En une semaine, du 22 au 29 novembre, Kevin, sans domicile fixe, a cassé les vitres ou fracturer les serrures d’une vingtaine de véhicules garés dans le parking d’une résidence à Montpellier pour s’emparer de tout ce qui pouvait avoir une valeur marchande : argent, carte bleue, trousseaux de clés, lunettes, montres, vêtements, denrées alimentaires… « Pourquoi avez-vous commis ces faits ? », l’interroge la présidente du tribunal judiciaire de Montpellier, Alix Fredon, le 5 décembre dernier. « Je l’ai fait pour manger », répond Kevin, avant de baisser la tête.

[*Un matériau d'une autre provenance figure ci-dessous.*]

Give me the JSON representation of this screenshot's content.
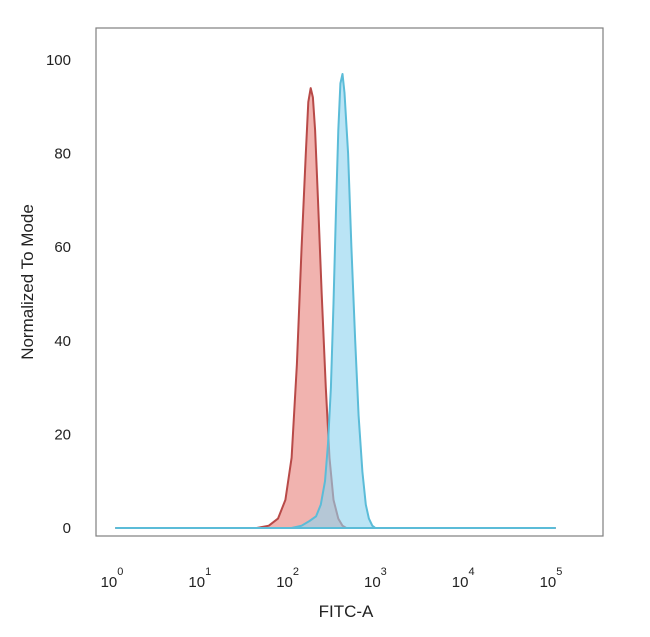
{
  "chart_data": {
    "type": "area",
    "xlabel": "FITC-A",
    "ylabel": "Normalized To Mode",
    "xscale": "log",
    "xlim": [
      1,
      100000
    ],
    "ylim": [
      0,
      100
    ],
    "x_ticks": [
      {
        "base": "10",
        "exp": "0",
        "value": 1
      },
      {
        "base": "10",
        "exp": "1",
        "value": 10
      },
      {
        "base": "10",
        "exp": "2",
        "value": 100
      },
      {
        "base": "10",
        "exp": "3",
        "value": 1000
      },
      {
        "base": "10",
        "exp": "4",
        "value": 10000
      },
      {
        "base": "10",
        "exp": "5",
        "value": 100000
      }
    ],
    "y_ticks": [
      "0",
      "20",
      "40",
      "60",
      "80",
      "100"
    ],
    "grid": false,
    "legend": "none",
    "series": [
      {
        "color": "#e8847e",
        "line_color": "#b84a48",
        "x": [
          1,
          40,
          55,
          70,
          85,
          100,
          115,
          130,
          145,
          155,
          165,
          175,
          185,
          200,
          220,
          245,
          270,
          300,
          340,
          380,
          420,
          100000
        ],
        "y": [
          0,
          0,
          0.5,
          2,
          6,
          15,
          35,
          60,
          80,
          91,
          94,
          92,
          85,
          70,
          50,
          30,
          15,
          6,
          2,
          0.5,
          0,
          0
        ]
      },
      {
        "color": "#8fd3ef",
        "line_color": "#5bbcd8",
        "x": [
          1,
          100,
          130,
          160,
          190,
          215,
          240,
          260,
          280,
          300,
          320,
          340,
          360,
          380,
          400,
          440,
          480,
          530,
          580,
          640,
          700,
          760,
          830,
          900,
          100000
        ],
        "y": [
          0,
          0,
          0.5,
          1.5,
          2.5,
          5,
          10,
          18,
          30,
          48,
          68,
          85,
          95,
          97,
          93,
          80,
          60,
          40,
          24,
          12,
          5,
          2,
          0.5,
          0,
          0
        ]
      }
    ]
  }
}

Des faits qui lui ont valu d’être placé en détention provisoire immédiatement, car il fait déjà l’objet d’une CRPC (comparution sur reconnaissance préalable de culpabilité) pour le même type d’infractions commises à Avignon en septembre dernier. Identifié par vidéosurveillance et par ses empreintes, il a été interpellé le 1er décembre, puis placé en hôpital psychiatrique avant d’être envoyé en détention. À son casier, deux condamnations, l’une du tribunal pour enfants pour vol et conduite sans permis, la deuxième pour vol et tentative d’effraction dans un entrepôt à Avignon.
Une vie difficile
Même si les difficultés traversées par le prévenu n’excusent rien, son parcours de vie éclaire bien des aspects de ses actes. Placé dès l’âge de 6 mois et jusqu’à ses 18 ans, il est passé d’un foyer à l’autre jusqu’à ce que sa majorité, on le fiche dehors. Depuis, il survit comme il peut dans la rue, tout en essayant de s’en sortir. Il vient d’ailleurs de trouver un foyer d’urgence qui veut bien l’accueillir et cherche activement du travail.
Aussi la procureure, Estelle Bois, pense qu’il est « rattrapable. Il se sent perdu et demande qu’on l’accompagne pour avoir un cadre. Il est d’une extrême jeunesse et je pense qu’il est encore temps de le sortir de la spirale de la délinquance dans laquelle il commence à entrer », déroule-t-elle. Et de requérir un passage en détention pour quelque temps suivi d’une peine aménagée, soit 18 mois de prison, dont 8 en sursis probatoire de deux ans, une obligation de soins psychologiques et l’obligation de travailler.
« C’est un gamin qui a de la ressource, il peut s’en sortir. Je vous demande de lui laisser une chance. Il faut néanmoins, comme le dit madame la procureure, qu’il ait un cadre. Une peine aménagée peut être la solution », plaide son avocate, Me Céline Thil. Et de demander un renvoi sur intérêt civil pour les dommages et intérêts des victimes qui n’ont pas pu toutes être contactées.
Le tribunal a rendu sa décision dans le même sens en condamnant Kevin à 15 mois de prison, dont 9 mois en sursis probatoire renforcé de 2 ans, avec obligation de soins et de travail. Il a aussi préconisé sur les 15 mois de prison, un aménagement de peine. « C’est un pari qu’on fait », conclut la présidente. Il n’aura pas une seconde chance.